With a compilation that comes with a theme or an inspiration there are bound to be cross over of source inspiration eg: field recordings of rain, that said while there are similarities, the artists are able to put their own touches to give a little variation to each piece. The two final tracks probably act as the weaker and stronger pieces on the album. If you like thematic albums this may be for you.
Paolo Mascolini records as sōzuproject. He has released a handful of albums and ep’s. This release on cassette (edition of 59 copies) and digital is his latest. This is the first time he has come across my radar.
The label states that this was “Recorded between December 2016 and February 2017, Breath Slowly describes the composer’s experience while cycling off-road in the mysterious Italian Dolomites in 2016. Divided into two acts, the album depicts an imaginary journey of self-discovery inspired by these desolate and overwhelming mountain landscapes.”
“Ascent” starts off with eerie rumbling, echoing recordings of some sort before layered and occasionally fractured drones arc across the soundscape. Staccato strings cut across before a deep Bassoon like bass drone enters and vibrates out. The music starts to fill out with the strings and the bass thump being joined by noisier sections. The music oscillates with looped electronics joining the fray. As the track continues on the intensity is lifted. If the intention is to convey the intensity of ascending mountains on bicycle and also the desolation of the area, then it is succeeded with the slow build up which dissipates to a more electronica like ending.
“Descent” the drones that start this track have a slightly croaky sound to them as if they are made of field recordings of frogs. A buzzing drone enters the picture and loops with a low-level electronic section barely audible underneath. The electronics start to build up in the mix and their fast paced nature is at odds with the slow intense drones, before they start to challenge the drones which are getting noisier and distorted. There is a subtle wall of noise/ orchestral nature to the drones in the way they sound.

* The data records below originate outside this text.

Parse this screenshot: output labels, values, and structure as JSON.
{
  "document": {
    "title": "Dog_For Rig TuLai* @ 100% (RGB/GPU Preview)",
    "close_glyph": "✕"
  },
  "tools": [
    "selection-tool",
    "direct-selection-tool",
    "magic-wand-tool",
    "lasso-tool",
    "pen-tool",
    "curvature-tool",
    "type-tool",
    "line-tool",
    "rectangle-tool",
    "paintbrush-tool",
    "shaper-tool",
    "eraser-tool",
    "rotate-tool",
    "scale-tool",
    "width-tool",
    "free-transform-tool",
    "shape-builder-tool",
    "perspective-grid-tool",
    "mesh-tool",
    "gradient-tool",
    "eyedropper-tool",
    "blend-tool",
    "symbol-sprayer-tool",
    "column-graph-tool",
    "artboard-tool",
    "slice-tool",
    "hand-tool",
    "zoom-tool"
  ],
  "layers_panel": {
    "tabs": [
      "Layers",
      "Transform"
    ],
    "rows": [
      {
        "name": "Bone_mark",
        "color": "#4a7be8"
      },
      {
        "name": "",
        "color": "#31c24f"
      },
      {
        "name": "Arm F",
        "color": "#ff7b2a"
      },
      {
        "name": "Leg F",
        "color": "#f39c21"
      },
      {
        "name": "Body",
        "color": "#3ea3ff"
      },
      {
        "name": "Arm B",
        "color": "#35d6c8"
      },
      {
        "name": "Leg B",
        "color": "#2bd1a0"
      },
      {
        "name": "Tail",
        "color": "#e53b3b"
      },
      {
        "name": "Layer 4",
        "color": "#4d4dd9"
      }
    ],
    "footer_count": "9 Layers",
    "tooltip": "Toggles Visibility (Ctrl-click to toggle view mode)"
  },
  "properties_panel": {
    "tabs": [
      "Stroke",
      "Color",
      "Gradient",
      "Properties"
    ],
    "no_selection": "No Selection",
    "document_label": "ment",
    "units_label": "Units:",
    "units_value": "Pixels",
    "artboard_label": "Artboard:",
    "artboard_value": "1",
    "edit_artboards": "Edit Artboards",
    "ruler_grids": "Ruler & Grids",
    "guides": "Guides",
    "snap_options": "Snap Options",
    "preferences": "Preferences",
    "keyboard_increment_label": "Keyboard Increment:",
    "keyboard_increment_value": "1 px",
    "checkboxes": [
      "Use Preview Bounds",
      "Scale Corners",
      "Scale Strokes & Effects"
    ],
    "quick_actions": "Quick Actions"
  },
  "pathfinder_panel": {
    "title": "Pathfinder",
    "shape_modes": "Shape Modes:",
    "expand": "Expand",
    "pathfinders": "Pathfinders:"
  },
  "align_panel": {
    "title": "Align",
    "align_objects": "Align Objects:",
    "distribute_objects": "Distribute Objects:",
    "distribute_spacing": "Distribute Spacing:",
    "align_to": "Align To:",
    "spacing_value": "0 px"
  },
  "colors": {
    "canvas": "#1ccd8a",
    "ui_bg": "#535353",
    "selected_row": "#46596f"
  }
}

The end of the track is like reprise of the beginning with some of the elements featuring again with the electronics still fighting for position.
I have to admit having an expectation to how the tracks would sound in relation to the theme which was completely opposite to the end result. I expected “Ascent” to be intense , which it was, in relation to climbing a mountain by bicycle and ‘Descent” being a more laidback enjoying the scenery feel, which it wasn’t. If you like long form noisy layered drone, then this release might be your cup of tea.